By a vote of 6-3, council approved $75,000 in one-time funding to develop an ice facilities strategic plan that will guide the future of indoor and outdoor rinks on Monday.
Mayor Tara Veer said the city has been flooded with requests from potential partners and user groups to discuss ice capacity and the possibility of twinning an arena in light of the Red Deer Arena project and Red Deer College’s indoor rink.
Veer said the goal is to have the plan completed well before the Red Deer Arena’s replacement is designed so the city could gauge a sense of potential partners.
The plan will look at the state and location of the existing facilities, demographics, population forecasts, trends, city and regional capacity and financial viability.
“This is essentially a fair way for us to acknowledge those requests and look at the whole picture and base our answer on needs and facts as opposed to a more political basis,” said Veer.
The ice study will be positioned within the city’s capital plan and dovetail with the community amenities plan. The city currently does not have any concrete statistics on usage.
It is expected to be completed early in 2016.
Coun. Lawrence Lee said this is an opportunity to look at something that hasn’t been looked at in a long time.
The 1991 Community Services Master Plan and the 2008 Community Asset Needs Assessment painted a broad inventory and condition of city-owned recreation, parks and culture assets.
“I think it is about time that we knew as a city how those resources are being used,” said Lee. “Are they being used effectively? Are there opportunities to save in terms of construction? Is there a need for some of the current ice surfaces? Are there savings to be had? Those are all good questions that we don’t have answers for today.”
The city currently operates six indoor ice arenas, 36 outdoor boarded natural ice surfaces, 35 snowbank rinks, three natural skating ponds and an outdoor long track speed skating oval.
Coun. Frank Wong, a long-time advocate for the twinning of the G.H. Dawe Community Centre arena, voted against the motion. Coun. Tanya Handley and Coun. Buck Buchanan were also opposed.
Wong said the work including the geographic analysis has already been completed.
“As far as I am concerned, we already have the stats,” he said.

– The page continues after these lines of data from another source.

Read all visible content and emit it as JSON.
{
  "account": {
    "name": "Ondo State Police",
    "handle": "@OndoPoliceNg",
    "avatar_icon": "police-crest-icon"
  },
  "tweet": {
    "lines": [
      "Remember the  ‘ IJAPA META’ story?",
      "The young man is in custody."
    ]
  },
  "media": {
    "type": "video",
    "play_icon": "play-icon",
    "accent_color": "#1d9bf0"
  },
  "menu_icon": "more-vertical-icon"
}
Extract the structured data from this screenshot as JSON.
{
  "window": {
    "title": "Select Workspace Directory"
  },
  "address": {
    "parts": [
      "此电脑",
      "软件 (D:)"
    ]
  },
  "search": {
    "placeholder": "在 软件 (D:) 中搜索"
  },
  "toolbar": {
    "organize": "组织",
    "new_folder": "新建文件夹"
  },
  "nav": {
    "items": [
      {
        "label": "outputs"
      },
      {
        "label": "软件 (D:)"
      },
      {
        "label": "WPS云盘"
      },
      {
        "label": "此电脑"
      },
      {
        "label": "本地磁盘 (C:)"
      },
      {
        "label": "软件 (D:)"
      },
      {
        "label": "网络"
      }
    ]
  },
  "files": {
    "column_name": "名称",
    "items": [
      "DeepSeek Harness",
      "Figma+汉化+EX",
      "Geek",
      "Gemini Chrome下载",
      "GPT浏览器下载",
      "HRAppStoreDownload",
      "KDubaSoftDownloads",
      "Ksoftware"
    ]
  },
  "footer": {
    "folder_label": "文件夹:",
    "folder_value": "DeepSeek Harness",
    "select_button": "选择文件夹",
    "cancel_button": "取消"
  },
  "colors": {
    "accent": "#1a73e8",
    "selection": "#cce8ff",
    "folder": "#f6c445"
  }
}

In the city’s current 10-year capital plan, twinning of the Dawe arena has been earmarked beyond 2025.
Coun. Dianne Wytnjes said the new arena is not going to be cheap so it’s important the city get it right. She said it also important to look ahead to what may be needed in the future.
The city approved $21.6 million to replace the aging arena last November.
Handley said she is concerned that the plan would come back and knock off items already in the capital plan.
“What are we willing to give up to make ice happen immediately when there are so many other wants from our community that we have heard,” she said. “What are we willing to take out or to adjust? … I understand the timing. It makes good sense.”